Consumers still feel comfortable picking up prescriptions at pharmacies, survey says

The pandemic has not significantly shaped Americans' feelings about in-person pharmacy visits, according to survey responses released May 21 by the Alliance of Community Health Plans.

The survey, which involved 1,263 adults from ages 18 to 74, found that 41 percent of respondents had delayed nonemergency healthcare appointments and 42 percent felt uncomfortable visiting the hospital for treatment. 

However, the survey also revealed the following insights about respondents' attitudes toward pharmacies during the pandemic:

  • Forty-nine percent reported feeling "very comfortable" picking up prescriptions at their pharmacy and speaking with their pharmacists.  

  • Forty-seven percent received a new prescription in the last 90 days.

  • Ninety percent of respondents who received a new prescription in the last 90 days did so at a local retail pharmacy. 

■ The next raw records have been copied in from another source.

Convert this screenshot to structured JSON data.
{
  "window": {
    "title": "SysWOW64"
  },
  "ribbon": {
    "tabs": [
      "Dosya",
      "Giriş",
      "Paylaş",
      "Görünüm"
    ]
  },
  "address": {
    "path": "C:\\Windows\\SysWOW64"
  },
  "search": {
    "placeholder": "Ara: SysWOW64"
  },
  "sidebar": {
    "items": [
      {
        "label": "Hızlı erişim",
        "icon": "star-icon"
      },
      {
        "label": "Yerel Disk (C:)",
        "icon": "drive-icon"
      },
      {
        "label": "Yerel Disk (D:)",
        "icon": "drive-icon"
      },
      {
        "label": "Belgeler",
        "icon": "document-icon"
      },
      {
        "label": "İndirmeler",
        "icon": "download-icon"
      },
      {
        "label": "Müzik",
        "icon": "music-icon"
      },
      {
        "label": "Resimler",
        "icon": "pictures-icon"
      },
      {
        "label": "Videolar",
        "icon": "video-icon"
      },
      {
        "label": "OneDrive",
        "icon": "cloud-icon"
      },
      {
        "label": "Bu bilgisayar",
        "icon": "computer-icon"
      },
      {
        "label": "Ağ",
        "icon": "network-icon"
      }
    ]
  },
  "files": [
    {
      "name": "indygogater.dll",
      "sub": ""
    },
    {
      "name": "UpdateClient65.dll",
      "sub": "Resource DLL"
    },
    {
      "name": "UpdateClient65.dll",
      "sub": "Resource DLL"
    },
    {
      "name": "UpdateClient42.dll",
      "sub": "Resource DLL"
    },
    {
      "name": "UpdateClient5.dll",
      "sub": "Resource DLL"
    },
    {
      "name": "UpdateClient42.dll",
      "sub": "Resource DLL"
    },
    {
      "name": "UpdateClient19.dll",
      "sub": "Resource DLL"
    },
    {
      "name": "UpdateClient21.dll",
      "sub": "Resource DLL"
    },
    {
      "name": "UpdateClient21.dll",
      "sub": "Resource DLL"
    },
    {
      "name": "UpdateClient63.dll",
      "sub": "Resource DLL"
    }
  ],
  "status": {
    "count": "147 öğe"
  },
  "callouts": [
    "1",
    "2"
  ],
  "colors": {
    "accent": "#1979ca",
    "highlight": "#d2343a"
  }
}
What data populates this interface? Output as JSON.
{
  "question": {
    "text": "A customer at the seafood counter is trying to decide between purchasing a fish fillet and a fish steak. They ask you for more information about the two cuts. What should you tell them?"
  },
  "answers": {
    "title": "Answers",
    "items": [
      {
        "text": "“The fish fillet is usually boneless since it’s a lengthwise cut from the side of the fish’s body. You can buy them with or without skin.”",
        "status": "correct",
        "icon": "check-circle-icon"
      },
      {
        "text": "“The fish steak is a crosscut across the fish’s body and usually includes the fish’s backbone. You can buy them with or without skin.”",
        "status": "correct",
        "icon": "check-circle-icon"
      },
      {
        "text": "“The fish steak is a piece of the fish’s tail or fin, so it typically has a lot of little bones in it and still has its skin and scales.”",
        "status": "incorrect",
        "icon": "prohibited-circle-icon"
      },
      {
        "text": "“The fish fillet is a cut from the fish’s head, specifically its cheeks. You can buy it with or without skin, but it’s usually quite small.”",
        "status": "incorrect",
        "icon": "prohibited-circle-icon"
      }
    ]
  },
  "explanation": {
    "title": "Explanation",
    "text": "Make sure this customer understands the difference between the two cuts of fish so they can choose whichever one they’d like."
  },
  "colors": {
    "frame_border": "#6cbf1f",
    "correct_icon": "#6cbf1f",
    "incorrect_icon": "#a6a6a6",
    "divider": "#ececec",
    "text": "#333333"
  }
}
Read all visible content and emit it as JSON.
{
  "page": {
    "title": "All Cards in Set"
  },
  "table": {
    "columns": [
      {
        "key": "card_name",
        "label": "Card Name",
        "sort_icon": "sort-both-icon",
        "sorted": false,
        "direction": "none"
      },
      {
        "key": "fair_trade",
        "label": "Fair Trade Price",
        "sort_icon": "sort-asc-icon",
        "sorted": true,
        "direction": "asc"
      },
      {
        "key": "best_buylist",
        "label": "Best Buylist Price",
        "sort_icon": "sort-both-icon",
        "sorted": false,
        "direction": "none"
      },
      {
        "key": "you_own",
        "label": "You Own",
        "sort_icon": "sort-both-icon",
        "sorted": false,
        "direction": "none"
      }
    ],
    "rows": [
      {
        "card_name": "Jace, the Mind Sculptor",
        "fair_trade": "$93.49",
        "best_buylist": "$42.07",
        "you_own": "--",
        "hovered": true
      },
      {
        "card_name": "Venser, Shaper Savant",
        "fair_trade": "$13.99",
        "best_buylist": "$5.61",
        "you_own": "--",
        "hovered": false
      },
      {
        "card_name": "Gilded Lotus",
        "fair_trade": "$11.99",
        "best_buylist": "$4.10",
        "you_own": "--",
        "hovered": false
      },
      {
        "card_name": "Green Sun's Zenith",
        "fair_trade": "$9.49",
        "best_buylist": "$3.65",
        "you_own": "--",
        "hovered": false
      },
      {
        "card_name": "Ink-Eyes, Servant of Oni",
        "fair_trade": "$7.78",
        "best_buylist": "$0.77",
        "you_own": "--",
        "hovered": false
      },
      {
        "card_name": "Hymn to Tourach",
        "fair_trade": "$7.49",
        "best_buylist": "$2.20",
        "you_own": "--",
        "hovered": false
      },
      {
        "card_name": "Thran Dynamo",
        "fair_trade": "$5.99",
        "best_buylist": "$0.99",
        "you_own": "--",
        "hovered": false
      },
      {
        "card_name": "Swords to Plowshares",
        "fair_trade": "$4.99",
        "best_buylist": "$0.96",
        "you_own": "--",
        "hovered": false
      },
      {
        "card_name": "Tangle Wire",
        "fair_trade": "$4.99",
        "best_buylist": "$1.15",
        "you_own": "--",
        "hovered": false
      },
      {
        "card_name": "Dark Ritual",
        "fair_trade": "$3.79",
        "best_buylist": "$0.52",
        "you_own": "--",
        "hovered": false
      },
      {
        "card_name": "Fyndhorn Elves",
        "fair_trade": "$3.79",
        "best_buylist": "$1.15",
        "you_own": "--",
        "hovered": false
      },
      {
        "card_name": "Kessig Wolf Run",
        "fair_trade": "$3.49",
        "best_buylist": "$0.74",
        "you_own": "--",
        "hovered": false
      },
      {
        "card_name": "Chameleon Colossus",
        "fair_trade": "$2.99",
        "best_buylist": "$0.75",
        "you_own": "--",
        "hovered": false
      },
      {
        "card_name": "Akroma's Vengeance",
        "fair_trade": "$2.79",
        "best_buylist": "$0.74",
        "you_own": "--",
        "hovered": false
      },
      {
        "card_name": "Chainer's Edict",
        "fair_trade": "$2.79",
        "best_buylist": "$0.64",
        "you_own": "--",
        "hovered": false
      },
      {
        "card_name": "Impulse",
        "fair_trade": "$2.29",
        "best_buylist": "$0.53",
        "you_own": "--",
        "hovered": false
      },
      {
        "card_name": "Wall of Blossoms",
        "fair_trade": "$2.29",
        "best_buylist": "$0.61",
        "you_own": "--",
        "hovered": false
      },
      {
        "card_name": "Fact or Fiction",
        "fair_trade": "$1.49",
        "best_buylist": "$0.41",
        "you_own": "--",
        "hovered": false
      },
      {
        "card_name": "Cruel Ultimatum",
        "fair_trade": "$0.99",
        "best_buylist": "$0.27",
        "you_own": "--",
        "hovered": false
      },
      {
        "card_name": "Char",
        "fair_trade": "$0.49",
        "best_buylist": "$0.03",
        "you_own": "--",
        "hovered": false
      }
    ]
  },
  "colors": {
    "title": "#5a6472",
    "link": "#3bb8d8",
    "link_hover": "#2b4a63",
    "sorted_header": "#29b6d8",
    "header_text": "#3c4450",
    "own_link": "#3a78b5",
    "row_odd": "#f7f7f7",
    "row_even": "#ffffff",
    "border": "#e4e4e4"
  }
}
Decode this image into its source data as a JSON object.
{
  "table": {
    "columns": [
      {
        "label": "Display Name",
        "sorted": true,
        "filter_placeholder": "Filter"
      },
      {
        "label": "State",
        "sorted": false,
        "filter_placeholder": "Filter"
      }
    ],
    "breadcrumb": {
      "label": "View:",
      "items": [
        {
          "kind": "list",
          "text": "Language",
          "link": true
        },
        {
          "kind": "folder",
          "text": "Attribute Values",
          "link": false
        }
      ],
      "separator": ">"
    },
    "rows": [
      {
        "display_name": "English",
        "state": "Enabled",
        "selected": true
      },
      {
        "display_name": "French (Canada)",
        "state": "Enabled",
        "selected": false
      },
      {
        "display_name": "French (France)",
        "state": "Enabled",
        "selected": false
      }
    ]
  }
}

  • Thirty-nine percent of respondents reported feeling comfortable undergoing COVID-19 testing at a pharmacy.

  • Twenty-four percent used a mail-order pharmacy service in the last 90 days.

  • Nine percent used their local pharmacy's home delivery service in the last 90 days.

"This consumer confidence presents an enormous opportunity for pharmacists to support a strained health care system because the same consumers are delaying visits with other health care providers due to safety concerns," Susan Cantrell, CEO of AMCP, said in a news release.